O CDC disse que o risco aumentado era de cerca de 1 caso adicional de Gullain-Barre para cada 100.000 pessoas que receberam a vacina contra a gripe suína. Devido a esta pequena associação, o governo parou o programa para investigar.”Foi uma espécie de fiasco”, disse Markel. “A boa notícia é que nunca houve uma epidemia de gripe suína. Portanto, estávamos seguros, mas isso mostra o que poderia acontecer.”
Crescente desconfiança nos EUA
Foram necessários vários incidentes para que as pessoas começassem a desconfiar das vacinas. Mesmo depois que milhares de crianças adoeceram com a primeira vacina contra a poliomielite em 1955, quando o programa foi reiniciado, os pais garantiram que seus filhos fossem vacinados. Eles tinham memórias claras de epidemias que paralisavam entre 13.000 e 20.000 crianças todos os anos. Alguns estavam tão profundamente paralisados que nem mesmo conseguiam respirar facilmente por conta própria, e contavam com máquinas chamadas pulmões de ferro para ajudá-los a respirar.“Os pais pressionavam seus filhos a chegar ao topo da fila para tomar a vacina contra a poliomielite, porque eles tinham visto epidemias todo verão durante anos, e viram crianças com pulmões de ferro e ficaram apavorados”, disse Markel.
Markel disse que as atitudes das pessoas começaram a mudar entre 1955 e o problemático projeto de vacinação contra a gripe suína de 1976.”Você tem direitos civis, quando as pessoas veem os policiais espancando as pessoas na TV. Você tem a Guerra do Vietnã, onde as pessoas começam a ficar enojadas com a matança. Você tem Watergate quando o presidente está literalmente mentindo através dos dentes “, disse Markel. “Isso levou a uma desconfiança real das autoridades e do governo federal, e se estendeu a médicos e cientistas.

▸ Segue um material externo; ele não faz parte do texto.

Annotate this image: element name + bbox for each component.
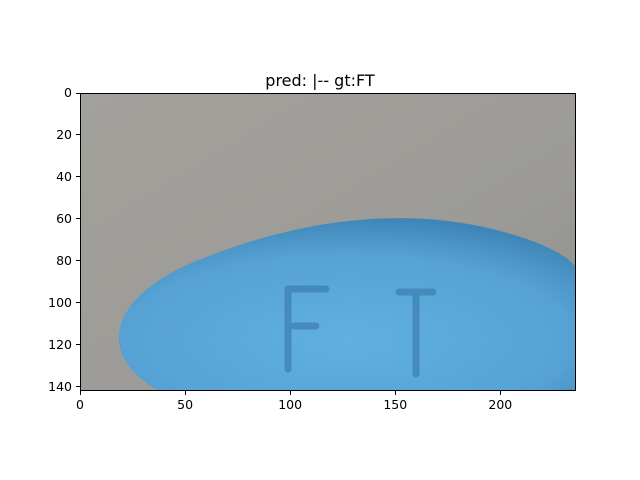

E isso só progrediu com o passar do tempo.”
Um movimento ‘colossalmente estúpido’
Markel disse que a desconfiança das pessoas no sistema faz com que a ideia de que o FDA apresse esse processo antes que os testes clínicos em estágio final sejam concluídos “colossalmente estúpidos”.”Esta é uma das coisas mais ridículas que já ouvi este governo dizer”, disse Markel. “Tudo o que precisamos é um efeito colateral ruim para basicamente arruinar um programa de vacina que precisamos desesperadamente contra esse vírus. É uma receita para o desastre.”O comissário da FDA Hahn disse que a decisão da vacina será baseada em dados, não em política, mas Kinch compartilha da preocupação de Markel.
“Isso pode causar danos substanciais”, disse Kinch. Kinch, que é paciente em um dos testes da vacina, disse que o processo do teste clínico precisa ser seguido até o fim. Uma EUA muito precoce para uma vacina pode causar um “cenário de pesadelo”, por alguns motivos.Um, a vacina pode não ser segura. Dois, se não for seguro, as pessoas perderão a fé nas vacinas. Terceiro, se uma vacina não oferecer proteção completa, as pessoas terão uma falsa sensação de segurança e aumentarão seus riscos. Quarto, se uma vacina abaixo do padrão recebe um EUA, uma vacina melhor pode nunca obter aprovação, porque as pessoas relutariam em se inscrever em testes e correriam o risco de receber um placebo em vez de uma vacina.“Pessoas vão morrer desnecessariamente se nos arriscarmos com isso”, disse Kinch. “Temos que fazer isso direito.”